Much like the self-mythologizing Robert Watson, Makdisi’s lineage is pure top-shelf academia, and like Watson, Makdisi has a desperate sense of noblesse oblige. Thus, despite not actually being a Palestinian (itself not an actual ethnic group), Makdisi would grow up to become a raving Palestinian irredentist just like his famous uncle Edward.
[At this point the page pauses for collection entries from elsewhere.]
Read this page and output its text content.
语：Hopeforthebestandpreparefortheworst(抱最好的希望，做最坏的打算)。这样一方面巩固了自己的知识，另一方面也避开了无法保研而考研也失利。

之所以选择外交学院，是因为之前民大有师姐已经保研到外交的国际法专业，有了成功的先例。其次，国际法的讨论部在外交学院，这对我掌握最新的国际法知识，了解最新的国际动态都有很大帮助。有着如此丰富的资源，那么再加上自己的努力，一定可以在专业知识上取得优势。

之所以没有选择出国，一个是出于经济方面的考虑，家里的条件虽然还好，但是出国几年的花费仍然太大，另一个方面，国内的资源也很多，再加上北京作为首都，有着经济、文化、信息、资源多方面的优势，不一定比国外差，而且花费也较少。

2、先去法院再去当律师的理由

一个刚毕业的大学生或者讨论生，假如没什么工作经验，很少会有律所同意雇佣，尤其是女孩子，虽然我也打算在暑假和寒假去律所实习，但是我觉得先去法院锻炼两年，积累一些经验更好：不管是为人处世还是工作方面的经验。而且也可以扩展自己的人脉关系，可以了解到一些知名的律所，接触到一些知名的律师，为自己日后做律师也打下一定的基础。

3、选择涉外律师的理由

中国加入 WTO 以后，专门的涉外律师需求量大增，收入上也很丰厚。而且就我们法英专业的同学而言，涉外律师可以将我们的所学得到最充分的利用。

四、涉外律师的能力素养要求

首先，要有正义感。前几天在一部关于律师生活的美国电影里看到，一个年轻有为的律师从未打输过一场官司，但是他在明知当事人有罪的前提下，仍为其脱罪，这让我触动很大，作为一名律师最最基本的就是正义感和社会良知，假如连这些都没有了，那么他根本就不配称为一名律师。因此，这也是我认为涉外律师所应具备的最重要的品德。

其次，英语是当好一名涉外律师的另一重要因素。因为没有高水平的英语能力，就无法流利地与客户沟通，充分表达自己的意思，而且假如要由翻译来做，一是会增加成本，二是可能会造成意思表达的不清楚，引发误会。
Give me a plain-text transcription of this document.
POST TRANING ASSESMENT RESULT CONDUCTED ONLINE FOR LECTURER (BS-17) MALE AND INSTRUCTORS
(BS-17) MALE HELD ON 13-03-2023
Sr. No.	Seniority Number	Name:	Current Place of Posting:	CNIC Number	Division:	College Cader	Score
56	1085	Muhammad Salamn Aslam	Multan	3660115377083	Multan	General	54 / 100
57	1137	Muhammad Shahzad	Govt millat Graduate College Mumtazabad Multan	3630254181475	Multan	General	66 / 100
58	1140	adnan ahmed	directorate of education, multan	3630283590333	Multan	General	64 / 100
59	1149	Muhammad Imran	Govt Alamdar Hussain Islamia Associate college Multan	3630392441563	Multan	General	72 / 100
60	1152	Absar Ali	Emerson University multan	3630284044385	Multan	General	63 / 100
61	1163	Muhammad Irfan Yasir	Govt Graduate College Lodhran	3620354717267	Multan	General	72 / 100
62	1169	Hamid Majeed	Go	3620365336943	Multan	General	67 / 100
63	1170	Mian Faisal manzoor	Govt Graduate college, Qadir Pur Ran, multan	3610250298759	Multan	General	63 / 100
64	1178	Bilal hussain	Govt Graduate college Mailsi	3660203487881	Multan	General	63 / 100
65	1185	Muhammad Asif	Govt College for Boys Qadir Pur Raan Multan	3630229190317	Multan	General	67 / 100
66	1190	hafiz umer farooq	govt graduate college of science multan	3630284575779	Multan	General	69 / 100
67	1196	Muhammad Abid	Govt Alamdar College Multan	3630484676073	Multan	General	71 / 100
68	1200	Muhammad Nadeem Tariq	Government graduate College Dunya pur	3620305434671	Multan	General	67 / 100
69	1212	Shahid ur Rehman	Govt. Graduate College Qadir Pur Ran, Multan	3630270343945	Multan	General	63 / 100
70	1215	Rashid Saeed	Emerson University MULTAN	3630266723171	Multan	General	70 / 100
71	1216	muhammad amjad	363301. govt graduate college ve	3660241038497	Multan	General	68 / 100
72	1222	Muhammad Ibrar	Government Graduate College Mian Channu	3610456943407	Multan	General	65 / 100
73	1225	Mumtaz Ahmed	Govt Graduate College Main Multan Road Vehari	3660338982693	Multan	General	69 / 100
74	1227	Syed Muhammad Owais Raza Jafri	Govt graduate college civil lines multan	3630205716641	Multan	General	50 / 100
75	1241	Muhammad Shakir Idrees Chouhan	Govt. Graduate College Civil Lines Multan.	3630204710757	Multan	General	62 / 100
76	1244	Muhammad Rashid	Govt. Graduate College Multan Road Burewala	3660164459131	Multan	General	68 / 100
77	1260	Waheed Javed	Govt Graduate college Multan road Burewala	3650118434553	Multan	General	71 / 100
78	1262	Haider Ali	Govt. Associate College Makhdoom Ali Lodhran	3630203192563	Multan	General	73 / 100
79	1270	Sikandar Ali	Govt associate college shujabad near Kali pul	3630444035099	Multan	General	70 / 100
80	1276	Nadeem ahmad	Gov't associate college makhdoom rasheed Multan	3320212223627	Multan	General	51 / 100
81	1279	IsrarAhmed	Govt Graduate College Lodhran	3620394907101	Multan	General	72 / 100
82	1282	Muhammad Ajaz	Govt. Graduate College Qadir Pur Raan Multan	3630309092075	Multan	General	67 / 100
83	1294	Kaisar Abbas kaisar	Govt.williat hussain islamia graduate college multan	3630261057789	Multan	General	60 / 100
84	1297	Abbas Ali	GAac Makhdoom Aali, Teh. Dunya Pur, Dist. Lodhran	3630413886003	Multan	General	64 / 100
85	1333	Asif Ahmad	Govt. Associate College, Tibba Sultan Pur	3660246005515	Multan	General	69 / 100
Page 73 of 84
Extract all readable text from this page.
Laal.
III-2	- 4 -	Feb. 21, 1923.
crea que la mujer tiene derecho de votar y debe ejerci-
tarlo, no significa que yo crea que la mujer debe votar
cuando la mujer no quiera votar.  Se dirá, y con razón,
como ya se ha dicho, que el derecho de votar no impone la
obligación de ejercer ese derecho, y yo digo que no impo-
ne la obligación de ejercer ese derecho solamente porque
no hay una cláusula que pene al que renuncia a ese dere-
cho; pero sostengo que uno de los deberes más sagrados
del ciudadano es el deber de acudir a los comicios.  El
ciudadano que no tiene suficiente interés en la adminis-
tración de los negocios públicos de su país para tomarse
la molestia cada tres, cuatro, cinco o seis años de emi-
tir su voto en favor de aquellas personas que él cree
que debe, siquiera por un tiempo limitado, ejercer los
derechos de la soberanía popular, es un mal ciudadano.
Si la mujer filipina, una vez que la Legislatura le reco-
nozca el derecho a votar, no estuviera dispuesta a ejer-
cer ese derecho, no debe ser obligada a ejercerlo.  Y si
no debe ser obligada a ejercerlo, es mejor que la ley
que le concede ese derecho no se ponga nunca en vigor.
Makdisi has rolled up an enviable string of well-placed op-eds during the past four years, and has been especially prolific in the most recent two. His hatred of Israel is at all times present. Makdisi has stated repeatedly that “racism is, and has always been, at the heart of what Israel stands for as a state,” and, echoing his uncle Edward, argues, “it was inevitable that mainstream “political” Zionism…would articulate its vision according to epistemological terms provided by or borrowed from a racially and ethnically fueled imperialism.” In other words, Israel’s founding philosophy marks the nation as a colonial oppressor.